General Electric Co. said yesterday its fourth-quarter profit more than doubled as the conglomerate saw strong revenue growth in its infrastructure, health-care, entertainment and financial-services businesses.
GE also said it is restating financial results for the years 2001 through 2005 and the first three quarters of 2006 for an accounting adjustment in its financial services commercial-paper program.
Its shares fell $1.05, or 2.8 percent, to close at $36.95 in trading on the New York Stock Exchange.
Nicholas Heymann, an analyst with Prudential Equity Group in New York, said the results were "pretty good" but investors were concerned that GE had its second restatement in less than two years.
"If anybody is supposed to have perfect execution of accounting, it's supposed to be GE," Heymann said. "I don't think it's indicative of a problem across GE."
The restatement, which reduced reported earnings by a net of $343 million, is based on a decision by the Securities and Exchange Commission that GE's commercial-paper hedging program didn't meet certain technical requirements. The change will have a slightly positive effect on earnings over the next 10 years, GE said.

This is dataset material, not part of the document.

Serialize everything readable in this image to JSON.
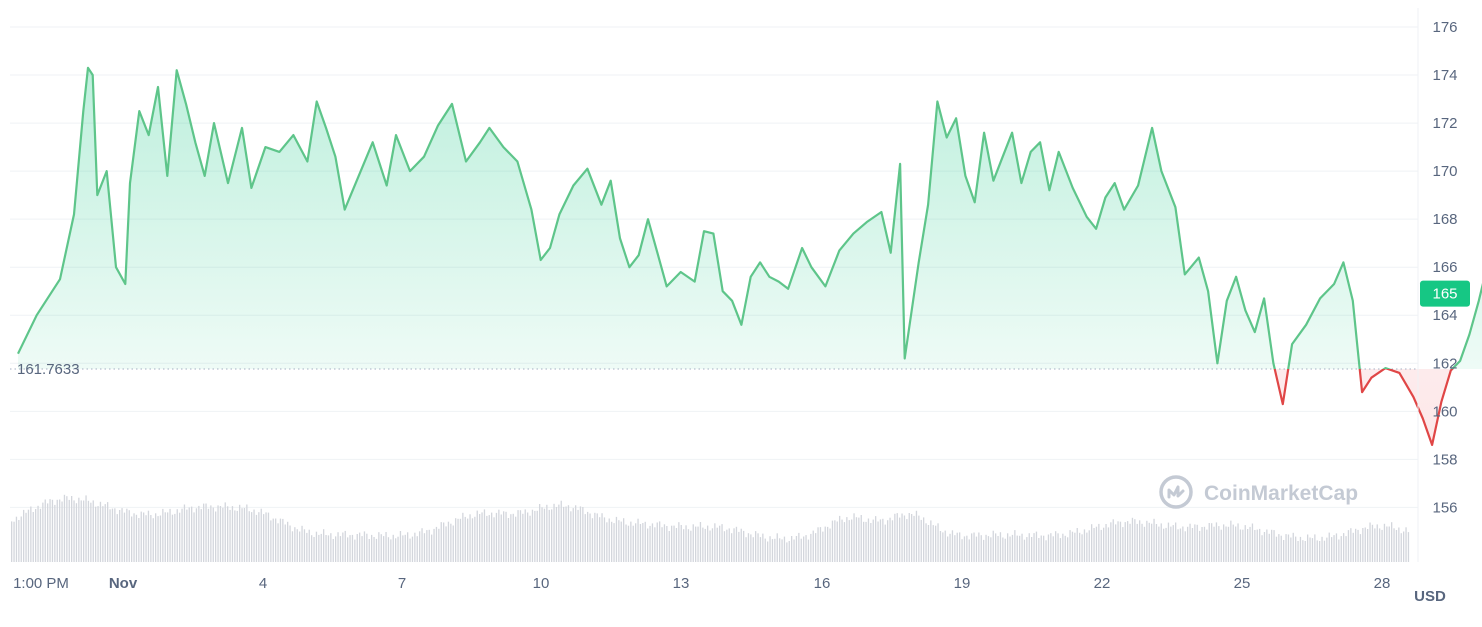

GE also said it expects earnings per share from continuing operations to rise 8 percent to 13 percent in the first quarter of 2007 and 10 percent to 12 percent for the full year.
"NBC Universal's turnaround is advancing, and Industrial had a good year in spite of continued commodity inflation and competitive challenges at Plastics," said chairman and chief executive officer Jeff Immelt in a prepared statement. The company said it is considering a divestiture of the plastics unit, which has an estimated value of up to $10 billion.

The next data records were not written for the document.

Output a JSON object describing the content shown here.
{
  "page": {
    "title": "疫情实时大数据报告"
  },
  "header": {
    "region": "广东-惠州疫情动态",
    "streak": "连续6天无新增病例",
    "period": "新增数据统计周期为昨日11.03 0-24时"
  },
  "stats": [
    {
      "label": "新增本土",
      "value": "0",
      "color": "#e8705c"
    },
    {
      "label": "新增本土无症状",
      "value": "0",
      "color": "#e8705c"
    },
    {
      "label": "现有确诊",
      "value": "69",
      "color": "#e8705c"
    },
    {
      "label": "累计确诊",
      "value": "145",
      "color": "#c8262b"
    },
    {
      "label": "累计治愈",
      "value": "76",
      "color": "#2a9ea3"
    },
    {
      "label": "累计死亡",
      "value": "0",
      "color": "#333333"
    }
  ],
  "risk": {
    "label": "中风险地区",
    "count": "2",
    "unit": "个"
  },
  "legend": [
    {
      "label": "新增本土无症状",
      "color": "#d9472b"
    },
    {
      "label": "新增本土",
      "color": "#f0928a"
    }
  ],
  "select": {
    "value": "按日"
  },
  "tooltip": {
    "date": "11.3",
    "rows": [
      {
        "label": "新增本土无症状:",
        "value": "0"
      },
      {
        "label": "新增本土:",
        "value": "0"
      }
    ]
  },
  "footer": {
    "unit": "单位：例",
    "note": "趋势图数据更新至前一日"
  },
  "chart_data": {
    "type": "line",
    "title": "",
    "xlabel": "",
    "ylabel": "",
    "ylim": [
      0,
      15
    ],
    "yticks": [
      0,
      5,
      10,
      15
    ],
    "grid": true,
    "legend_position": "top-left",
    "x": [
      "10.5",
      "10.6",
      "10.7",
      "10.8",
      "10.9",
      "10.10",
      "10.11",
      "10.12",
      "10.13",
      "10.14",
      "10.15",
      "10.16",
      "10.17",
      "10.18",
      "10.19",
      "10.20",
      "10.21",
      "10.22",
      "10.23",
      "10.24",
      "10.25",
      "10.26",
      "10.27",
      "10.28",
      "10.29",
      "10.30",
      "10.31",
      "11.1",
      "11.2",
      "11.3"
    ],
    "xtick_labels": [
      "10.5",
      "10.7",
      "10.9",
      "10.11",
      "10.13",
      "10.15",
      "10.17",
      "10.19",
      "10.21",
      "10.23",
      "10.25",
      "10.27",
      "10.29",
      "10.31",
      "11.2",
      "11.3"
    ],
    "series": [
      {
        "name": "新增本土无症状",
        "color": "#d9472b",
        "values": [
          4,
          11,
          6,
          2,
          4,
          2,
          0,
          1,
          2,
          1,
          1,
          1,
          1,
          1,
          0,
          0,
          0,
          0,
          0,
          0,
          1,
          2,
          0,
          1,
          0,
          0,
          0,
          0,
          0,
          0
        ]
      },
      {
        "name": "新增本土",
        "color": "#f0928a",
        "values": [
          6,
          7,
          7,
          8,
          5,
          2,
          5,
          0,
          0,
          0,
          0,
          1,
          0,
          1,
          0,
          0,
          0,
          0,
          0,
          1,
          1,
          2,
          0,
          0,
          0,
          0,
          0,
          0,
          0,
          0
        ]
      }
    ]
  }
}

The company's NBC television network has shown signs of a turnaround, topping CBS the week of Jan. 1 as the nation's most-watched network for the first time this TV season.

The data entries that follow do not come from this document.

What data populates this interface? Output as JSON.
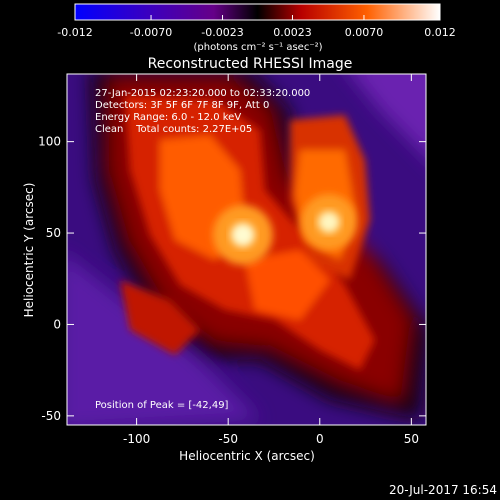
{
  "colorbar": {
    "ticks": [
      "-0.012",
      "-0.0070",
      "-0.0023",
      "0.0023",
      "0.0070",
      "0.012"
    ],
    "tick_values": [
      -0.012,
      -0.007,
      -0.0023,
      0.0023,
      0.007,
      0.012
    ],
    "range": [
      -0.012,
      0.012
    ],
    "units": "(photons cm⁻² s⁻¹ asec⁻²)"
  },
  "chart_data": {
    "type": "heatmap",
    "title": "Reconstructed RHESSI Image",
    "xlabel": "Heliocentric X (arcsec)",
    "ylabel": "Heliocentric Y (arcsec)",
    "xlim": [
      -138,
      58
    ],
    "ylim": [
      -55,
      137
    ],
    "x_ticks": [
      -100,
      -50,
      0,
      50
    ],
    "y_ticks": [
      -50,
      0,
      50,
      100
    ],
    "annotations": [
      "27-Jan-2015 02:23:20.000 to 02:33:20.000",
      "Detectors: 3F 5F 6F 7F 8F 9F, Att 0",
      "Energy Range: 6.0 - 12.0 keV",
      "Clean    Total counts: 2.27E+05"
    ],
    "peak_label": "Position of Peak = [-42,49]",
    "peak": [
      -42,
      49
    ],
    "secondary_peak": [
      5,
      56
    ]
  },
  "footer": {
    "timestamp": "20-Jul-2017 16:54"
  }
}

Net income for the three months ended Dec. 30 totaled $6.58 billion, or 64 cents per share, up from $3.16 billion, or 30 cents per share, a year ago when GE took a $2.7 billion charge, net of taxes, for discontinued operations.
Fourth-quarter revenue rose 11 percent to $44.62 billion, topping Wall Street's $44.18 billion forecast, according to a Thomson Financial poll. Organic revenue - that is, not including acquisitions - grew 8 percent during the quarter, while quarterly orders rose 19 percent.